即戦力英文法の下地である機能英文法について(3):抽象的コンテクスト

主としてライティングで意識しておく必要のある「抽象的コンテクスト」は、ハリデイ流機能文法では genre と呼ばれています。Martinという研究者によると、抽象的コンテクストとは、「段階を追う、目的意識のある社会的プロセス」です。まず社会の中で言葉を使って他の人々と関わっていく上で意識される要素ですから、その意味で「社会的」プロセス。なんでもいいという話ではなく、説得する、說明するといったことを目的としていますから、「目的意識のある」社会的プロセスです。そして、この目的に向けての行為は一足飛びにやれるものではなく、合目的的行為の積み重ねですから、「段階を追う」プロセスです。

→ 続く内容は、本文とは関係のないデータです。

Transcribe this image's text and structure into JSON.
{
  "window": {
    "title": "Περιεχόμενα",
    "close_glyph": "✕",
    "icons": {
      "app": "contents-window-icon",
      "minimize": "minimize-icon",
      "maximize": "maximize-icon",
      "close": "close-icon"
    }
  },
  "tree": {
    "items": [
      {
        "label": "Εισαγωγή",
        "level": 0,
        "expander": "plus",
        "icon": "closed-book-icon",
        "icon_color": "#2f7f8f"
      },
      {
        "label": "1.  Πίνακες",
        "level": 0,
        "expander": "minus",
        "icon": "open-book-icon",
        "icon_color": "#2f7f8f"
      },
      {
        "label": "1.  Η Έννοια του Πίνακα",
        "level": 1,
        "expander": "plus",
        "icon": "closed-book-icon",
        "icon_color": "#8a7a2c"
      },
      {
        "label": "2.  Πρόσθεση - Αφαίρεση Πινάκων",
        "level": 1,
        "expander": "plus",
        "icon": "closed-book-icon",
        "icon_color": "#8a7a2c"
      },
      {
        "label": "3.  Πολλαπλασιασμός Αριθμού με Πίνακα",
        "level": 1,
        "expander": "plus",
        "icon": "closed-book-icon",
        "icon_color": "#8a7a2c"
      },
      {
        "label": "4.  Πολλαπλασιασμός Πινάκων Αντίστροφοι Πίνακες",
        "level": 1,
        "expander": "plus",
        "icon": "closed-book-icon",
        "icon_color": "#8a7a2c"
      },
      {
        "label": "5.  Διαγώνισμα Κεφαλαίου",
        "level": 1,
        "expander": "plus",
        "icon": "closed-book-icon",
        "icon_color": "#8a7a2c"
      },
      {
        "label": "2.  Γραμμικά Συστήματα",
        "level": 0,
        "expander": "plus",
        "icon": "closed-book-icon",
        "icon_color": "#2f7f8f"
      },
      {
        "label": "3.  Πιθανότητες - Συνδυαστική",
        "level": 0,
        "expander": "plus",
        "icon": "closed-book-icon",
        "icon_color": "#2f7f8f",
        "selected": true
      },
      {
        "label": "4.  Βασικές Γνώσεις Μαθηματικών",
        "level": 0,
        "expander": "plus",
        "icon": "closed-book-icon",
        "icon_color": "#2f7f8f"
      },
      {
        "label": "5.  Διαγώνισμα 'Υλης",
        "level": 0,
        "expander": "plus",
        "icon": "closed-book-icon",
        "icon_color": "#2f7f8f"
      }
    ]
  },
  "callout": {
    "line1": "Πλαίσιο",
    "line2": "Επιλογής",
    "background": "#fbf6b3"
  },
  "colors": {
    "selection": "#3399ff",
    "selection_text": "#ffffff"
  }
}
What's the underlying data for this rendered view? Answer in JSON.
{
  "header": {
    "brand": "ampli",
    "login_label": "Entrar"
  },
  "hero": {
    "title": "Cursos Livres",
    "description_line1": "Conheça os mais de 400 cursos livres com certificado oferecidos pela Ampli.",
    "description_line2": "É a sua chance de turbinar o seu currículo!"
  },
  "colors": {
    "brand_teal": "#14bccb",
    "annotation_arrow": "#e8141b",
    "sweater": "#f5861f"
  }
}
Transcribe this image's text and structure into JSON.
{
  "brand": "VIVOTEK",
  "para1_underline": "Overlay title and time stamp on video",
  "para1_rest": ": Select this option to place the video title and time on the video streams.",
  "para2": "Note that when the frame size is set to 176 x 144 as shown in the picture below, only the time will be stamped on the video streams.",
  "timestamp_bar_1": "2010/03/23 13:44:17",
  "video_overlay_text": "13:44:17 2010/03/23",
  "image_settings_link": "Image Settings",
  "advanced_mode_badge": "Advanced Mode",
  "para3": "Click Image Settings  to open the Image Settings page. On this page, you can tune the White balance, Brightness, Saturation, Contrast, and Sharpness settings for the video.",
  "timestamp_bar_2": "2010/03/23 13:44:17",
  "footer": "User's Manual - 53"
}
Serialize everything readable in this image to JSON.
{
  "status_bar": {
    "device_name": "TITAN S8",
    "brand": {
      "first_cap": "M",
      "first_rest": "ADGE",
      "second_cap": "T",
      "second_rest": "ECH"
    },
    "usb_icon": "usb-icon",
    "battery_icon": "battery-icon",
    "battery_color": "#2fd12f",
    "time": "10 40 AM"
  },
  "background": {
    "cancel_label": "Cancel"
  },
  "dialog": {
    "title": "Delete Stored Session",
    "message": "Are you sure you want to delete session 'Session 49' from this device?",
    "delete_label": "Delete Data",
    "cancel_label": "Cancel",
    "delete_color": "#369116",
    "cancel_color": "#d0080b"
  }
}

例えば、英文契約書がそうですが、長年にわたる試行錯誤を経て、今では、冒頭に誰が契約当事者かが表示され、次に本体部分で両者の権利義務やそれを担保する手段が列記され、後半になると期間・通知法・裁判地といった「一般条項」が並び、最後に以上に相違ない旨の文言と当事者の署名が付されます。抜き書きを見せられた場合でも「ああ、契約書の一部だ」とわかるくらい、様式化が徹底しています。

こうした目的別の社会的プロセスをおおまかに図解するとこうなります。契約書の例は、この分類で行けば、「描写する」文章にはいります。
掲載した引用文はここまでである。